Pero Google sabe que su tamaño e influencia crecen al ritmo que el temor a que abuse de ellos. Y ése es “su principal talón de Aquiles”, según Cuesta. Su decisión de desembarcar en China aceptando la censura gubernamental, o su manejo de los datos privados de los usuarios, han suscitado quejas y críticas nunca escuchadas en sus escasos ocho años de vida. “Google sabe que corre el peligro de que el público deje de verla como el amigo que ayuda a buscar y entienda el riesgo de que exista una sola empresa que pretende poner en orden toda la información mundial”, dice Cuesta. Según Dan Farber, “a día de hoy, Google no manifiesta un deseo para extender su poder y controlar el ciberespacio, pero está llegando a una posición donde podría abusar de ese poder”.

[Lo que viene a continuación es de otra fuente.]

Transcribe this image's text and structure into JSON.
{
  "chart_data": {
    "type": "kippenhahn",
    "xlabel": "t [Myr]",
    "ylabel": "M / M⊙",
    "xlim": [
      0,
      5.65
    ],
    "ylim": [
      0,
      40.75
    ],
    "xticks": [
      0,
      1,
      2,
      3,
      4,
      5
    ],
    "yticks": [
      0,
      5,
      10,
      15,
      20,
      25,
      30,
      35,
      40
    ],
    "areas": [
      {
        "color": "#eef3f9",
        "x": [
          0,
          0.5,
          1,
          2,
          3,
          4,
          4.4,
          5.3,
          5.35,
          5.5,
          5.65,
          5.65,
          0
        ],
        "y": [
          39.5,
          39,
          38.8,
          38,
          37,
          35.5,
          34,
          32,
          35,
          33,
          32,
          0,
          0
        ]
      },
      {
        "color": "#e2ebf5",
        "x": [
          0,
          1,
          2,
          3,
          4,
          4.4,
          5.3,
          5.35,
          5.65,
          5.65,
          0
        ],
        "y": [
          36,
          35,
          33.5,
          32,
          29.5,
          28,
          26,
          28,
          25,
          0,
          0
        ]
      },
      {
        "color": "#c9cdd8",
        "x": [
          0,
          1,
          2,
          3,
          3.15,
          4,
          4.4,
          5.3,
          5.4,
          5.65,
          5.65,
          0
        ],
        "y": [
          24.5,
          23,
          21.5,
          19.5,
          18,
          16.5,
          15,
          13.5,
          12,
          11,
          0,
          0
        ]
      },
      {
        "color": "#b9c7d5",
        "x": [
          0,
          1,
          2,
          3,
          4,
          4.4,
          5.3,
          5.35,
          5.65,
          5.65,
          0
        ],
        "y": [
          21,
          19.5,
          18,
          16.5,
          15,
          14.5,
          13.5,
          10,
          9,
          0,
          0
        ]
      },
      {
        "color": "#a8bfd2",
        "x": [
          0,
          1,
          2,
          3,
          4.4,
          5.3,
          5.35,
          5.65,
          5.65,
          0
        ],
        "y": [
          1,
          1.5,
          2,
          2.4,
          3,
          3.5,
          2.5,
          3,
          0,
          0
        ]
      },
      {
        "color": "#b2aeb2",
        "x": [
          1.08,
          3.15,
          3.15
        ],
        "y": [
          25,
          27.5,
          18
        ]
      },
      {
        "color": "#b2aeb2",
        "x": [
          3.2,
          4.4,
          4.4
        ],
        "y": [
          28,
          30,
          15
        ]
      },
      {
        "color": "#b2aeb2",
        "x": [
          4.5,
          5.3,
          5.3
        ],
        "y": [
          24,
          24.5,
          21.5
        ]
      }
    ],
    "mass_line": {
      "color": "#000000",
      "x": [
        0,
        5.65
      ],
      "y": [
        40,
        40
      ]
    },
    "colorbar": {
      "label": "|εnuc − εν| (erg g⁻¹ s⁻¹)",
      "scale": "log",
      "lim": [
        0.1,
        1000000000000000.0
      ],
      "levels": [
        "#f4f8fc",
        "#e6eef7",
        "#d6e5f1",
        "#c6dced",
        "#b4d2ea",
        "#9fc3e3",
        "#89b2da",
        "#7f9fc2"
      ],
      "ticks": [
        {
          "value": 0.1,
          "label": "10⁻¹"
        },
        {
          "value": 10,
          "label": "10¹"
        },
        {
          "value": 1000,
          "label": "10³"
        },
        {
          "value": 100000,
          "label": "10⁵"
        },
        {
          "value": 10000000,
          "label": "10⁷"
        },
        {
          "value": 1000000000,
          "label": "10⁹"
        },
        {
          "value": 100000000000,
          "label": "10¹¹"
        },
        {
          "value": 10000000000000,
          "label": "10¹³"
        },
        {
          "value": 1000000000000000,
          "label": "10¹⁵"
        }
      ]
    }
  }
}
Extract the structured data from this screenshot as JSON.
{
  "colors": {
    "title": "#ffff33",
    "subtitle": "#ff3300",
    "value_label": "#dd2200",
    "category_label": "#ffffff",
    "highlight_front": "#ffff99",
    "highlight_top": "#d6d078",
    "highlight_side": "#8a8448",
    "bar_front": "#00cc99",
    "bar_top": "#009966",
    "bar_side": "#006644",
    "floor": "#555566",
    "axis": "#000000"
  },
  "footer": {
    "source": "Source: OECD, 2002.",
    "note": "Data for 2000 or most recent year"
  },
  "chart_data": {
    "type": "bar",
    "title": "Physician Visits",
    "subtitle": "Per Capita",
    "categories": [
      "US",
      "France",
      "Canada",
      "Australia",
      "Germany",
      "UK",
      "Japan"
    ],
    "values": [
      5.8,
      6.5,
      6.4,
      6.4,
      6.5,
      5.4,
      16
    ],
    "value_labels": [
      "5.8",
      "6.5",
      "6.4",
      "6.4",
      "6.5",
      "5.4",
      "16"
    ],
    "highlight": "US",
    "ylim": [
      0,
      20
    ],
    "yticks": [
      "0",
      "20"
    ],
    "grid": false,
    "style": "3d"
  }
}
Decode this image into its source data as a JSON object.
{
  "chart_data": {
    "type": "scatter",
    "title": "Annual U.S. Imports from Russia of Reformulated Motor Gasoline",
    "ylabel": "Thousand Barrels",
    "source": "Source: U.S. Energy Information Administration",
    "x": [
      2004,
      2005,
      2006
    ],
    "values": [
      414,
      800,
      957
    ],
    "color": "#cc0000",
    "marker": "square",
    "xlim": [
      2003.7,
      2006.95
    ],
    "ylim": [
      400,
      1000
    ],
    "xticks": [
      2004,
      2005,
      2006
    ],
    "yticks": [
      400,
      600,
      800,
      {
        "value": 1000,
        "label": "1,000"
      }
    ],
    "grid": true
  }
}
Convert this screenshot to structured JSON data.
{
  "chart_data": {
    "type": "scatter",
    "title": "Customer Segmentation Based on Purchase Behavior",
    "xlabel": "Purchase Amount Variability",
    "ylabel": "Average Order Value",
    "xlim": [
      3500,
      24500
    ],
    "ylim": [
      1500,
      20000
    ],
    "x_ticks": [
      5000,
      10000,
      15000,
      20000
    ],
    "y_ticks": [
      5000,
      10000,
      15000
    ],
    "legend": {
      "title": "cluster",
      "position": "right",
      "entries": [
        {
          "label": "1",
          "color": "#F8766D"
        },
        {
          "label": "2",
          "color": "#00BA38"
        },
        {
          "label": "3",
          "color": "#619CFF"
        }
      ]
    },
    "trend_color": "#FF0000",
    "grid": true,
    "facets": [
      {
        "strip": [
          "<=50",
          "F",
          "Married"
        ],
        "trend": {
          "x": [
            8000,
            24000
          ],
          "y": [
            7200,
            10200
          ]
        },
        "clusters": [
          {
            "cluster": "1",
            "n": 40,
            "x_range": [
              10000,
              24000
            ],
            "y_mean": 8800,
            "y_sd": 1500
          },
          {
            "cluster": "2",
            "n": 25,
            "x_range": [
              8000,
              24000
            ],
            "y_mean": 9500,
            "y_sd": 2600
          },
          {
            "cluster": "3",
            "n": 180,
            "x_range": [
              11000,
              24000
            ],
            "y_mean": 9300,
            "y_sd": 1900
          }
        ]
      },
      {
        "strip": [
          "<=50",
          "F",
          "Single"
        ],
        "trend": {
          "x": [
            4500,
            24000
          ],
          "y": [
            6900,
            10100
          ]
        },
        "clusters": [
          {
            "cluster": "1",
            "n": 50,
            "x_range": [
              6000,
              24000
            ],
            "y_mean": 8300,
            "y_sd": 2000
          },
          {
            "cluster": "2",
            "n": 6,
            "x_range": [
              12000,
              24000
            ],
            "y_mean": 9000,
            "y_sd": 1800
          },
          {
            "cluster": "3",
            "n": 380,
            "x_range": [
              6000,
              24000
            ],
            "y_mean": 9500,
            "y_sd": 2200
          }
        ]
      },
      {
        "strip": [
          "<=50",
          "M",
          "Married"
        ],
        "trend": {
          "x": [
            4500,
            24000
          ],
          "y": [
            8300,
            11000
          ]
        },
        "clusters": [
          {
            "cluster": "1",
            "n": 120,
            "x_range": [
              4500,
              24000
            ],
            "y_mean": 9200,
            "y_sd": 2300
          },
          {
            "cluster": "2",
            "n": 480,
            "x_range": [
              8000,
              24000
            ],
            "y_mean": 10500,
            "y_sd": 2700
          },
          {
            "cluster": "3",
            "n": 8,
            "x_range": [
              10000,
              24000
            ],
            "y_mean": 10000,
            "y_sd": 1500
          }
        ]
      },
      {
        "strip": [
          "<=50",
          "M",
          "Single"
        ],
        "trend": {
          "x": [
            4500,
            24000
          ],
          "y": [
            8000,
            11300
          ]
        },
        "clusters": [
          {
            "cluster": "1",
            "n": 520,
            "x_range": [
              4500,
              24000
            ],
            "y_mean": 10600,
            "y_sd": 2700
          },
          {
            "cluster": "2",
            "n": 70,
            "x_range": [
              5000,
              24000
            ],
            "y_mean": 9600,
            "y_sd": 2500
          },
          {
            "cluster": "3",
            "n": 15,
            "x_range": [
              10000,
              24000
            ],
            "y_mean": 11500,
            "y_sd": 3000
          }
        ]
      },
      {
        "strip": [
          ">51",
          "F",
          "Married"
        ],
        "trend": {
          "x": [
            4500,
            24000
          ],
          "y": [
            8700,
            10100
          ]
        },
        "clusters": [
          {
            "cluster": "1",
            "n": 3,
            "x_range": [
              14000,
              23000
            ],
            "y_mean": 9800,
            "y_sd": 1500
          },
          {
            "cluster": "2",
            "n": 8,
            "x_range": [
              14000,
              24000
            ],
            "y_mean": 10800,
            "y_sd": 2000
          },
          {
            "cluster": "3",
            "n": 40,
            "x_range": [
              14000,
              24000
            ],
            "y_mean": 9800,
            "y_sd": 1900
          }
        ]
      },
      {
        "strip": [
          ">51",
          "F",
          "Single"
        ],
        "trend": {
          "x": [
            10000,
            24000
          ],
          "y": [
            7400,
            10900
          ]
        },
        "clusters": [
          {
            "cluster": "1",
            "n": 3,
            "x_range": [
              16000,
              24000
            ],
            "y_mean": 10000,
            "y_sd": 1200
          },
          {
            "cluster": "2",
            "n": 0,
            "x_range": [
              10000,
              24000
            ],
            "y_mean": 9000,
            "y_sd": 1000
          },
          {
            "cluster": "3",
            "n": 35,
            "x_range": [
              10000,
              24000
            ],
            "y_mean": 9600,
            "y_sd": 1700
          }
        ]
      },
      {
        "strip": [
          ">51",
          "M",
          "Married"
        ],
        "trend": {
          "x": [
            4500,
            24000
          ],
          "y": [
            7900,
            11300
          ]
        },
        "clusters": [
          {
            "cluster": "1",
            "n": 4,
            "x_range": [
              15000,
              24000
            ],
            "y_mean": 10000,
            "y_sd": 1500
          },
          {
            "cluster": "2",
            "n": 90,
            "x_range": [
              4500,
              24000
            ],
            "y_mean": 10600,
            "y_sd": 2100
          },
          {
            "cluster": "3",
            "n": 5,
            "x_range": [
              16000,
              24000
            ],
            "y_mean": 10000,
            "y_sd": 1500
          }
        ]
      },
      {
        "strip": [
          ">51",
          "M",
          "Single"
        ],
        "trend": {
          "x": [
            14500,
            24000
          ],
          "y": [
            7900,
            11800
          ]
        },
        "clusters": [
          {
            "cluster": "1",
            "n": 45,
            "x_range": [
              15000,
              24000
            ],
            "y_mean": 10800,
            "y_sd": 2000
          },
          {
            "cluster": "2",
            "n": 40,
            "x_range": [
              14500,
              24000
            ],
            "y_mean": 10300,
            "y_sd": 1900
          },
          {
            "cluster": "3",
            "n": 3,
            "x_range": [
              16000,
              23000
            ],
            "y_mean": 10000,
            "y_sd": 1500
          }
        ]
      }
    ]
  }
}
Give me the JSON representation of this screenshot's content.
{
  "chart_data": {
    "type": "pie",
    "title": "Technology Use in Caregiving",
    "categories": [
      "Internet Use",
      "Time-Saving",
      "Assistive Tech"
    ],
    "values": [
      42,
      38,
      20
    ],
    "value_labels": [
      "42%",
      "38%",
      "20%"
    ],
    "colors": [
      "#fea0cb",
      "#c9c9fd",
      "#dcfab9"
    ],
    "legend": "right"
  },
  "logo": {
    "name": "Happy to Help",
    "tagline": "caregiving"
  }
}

“¿Cuál es el plan maestro de Google?”, se pregunta un ingeniero en otro de los tablones de ideas. La compañía está obsesionada por que sus ingenieros se afanen en hacer accesible toda la información; artículos periodísticos, libros, fotografías, películas, series y programas de radio. Siguiendo con el ejemplo del Saturno, y según explican los informáticos, en un futuro las búsquedas incluirán páginas, documentos e imágenes del coche en la misma página. Y serán completamente personalizadas, así que el buscador sabrá cuándo nos interesa, en realidad, saber algo sobre el planeta. Claro que, para ello, habrá que confiar a Google muchos más datos de los que maneja ahora. Y si confiamos en esa frase de Voltaire que asegura que a una persona se la conoce más por sus preguntas que por sus respuestas, “Google ha descifrado el enigma insondable de los negocios y de la propia cultura humana”, dice John Batelle, autor de Buscar. Analizando los miles de millones de búsquedas que recibe cada día, dice, ésta es la compañía que sabe “qué es lo que quiere el mundo”. Para los googlers que han escrito en la pizarra, el plan maestro de la compañía para dominar el mundo es aún más aterrador: “Contratar a Bill Gates, y después despedirle. Después, contratar a Donald Trump, y despedirle también. Y después, contratar a Paris Hilton”.